Wie pathogene Bakterien im Kampf gegen Krebs zu nützlichen Helfern werden können

Einen Patienten mit einem soliden Tumor absichtlich mit Bakterien infizieren?
Klingt verrückt, könnte aber möglicherweise in Zukunft als eine alternative Therapie bei Krebspatienten zum Einsatz kommen. Grundlage dafür ist die Eigenschaft verschiedener Bakterien, nach einer systemischen Infektion selbstständig zum Tumor zu gelangen, sich darin anzusiedeln und zu vermehren.
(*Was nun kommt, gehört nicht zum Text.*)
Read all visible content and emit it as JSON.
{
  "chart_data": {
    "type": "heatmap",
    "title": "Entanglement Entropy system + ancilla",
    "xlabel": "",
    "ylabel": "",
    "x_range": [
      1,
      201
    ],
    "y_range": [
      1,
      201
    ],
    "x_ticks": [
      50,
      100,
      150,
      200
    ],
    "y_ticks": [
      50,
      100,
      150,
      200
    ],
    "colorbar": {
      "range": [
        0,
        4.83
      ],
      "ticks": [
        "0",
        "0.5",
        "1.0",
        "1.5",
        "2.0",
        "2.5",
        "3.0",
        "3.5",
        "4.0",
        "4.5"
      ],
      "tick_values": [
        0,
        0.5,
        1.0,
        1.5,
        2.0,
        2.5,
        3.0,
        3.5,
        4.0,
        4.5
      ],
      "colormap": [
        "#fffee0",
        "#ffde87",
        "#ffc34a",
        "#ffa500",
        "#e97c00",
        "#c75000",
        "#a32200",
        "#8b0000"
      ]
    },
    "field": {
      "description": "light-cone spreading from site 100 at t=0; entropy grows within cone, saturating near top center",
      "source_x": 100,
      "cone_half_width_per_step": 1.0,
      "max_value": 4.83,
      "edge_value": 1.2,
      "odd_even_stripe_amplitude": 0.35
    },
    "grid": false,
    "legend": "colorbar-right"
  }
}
Teilweise führt alleine diese Kolonisierung zu einem Wachstumsstopp oder gar zum Rückgang des Tumors. Unabhängig davon könnten solche Bakterien als Shuttle für Krebstherapeutika verwendet werden.

Auf den ersten Blick wirkt die Idee durchaus etwas absurd, Krebs mithilfe einer Bakterieninfektion zu heilen. Sie geht jedoch zurück auf eine Beobachtung, die bereits Anfang des 19. Jahrhunderts gemacht wurde. Spontane Rückgänge von Krebsgeschwüren wurden und werden immer wieder beobachtet. Vaultier erkannte allerdings, dass es einen Zusammenhang zwischen manchen „Spontanheilungen“ und der Tatsache gab, dass diese Patienten an Gasgangrän litten [1].
Was er allerdings zu diesem Zeitpunkt nicht wissen konnte: Die Infektion wird vom Bakterium Clostridium perfringens ausgelöst, das offensichtlich für den Rückgang der Tumore verantwortlich war. Es war der deutsche Arzt Busch, der 1868 als vermutlich Erster bei einer Krebspatientin eine Infektion absichtlich herbeiführte, um diese von ihrem Tumor zu befreien. Nachdem er ihr inoperables Sarkom zuerst ausgebrannt hatte, legte er sie in ein Bett, das zuvor von einem Patienten benutzt worden war, der an Wundrose (Streptococcus pyogenes) litt. Der Erfolg war leider nur von kurzer Dauer. Zwar bildete sich der Tumor wie erhofft zurück, aber die Patientin starb neun Tage später an den Folgen der Infektion. Weitere Mediziner versuchten sich an dieser Therapiemöglichkeit, unter anderem der amerikanische Arzt Coley. Das von ihm entwickelte „Coley‘s toxin“, eine Mischung aus inaktivierten Streptokokken und Serratia marcescens, ist den Medizinern auch heute noch ein Begriff. Doch auch hier sind die Patienten häufig an den Nebenwirkungen der Behandlung gestorben. Solche Komplikationen waren zur damaligen Zeit aufgrund fehlender Kenntnisse schlichtweg nicht beherrschbar. Sie waren auch der Grund, warum dieser Ansatz nur sporadisch weiterverfolgt wurde und der große Durchbruch ausblieb.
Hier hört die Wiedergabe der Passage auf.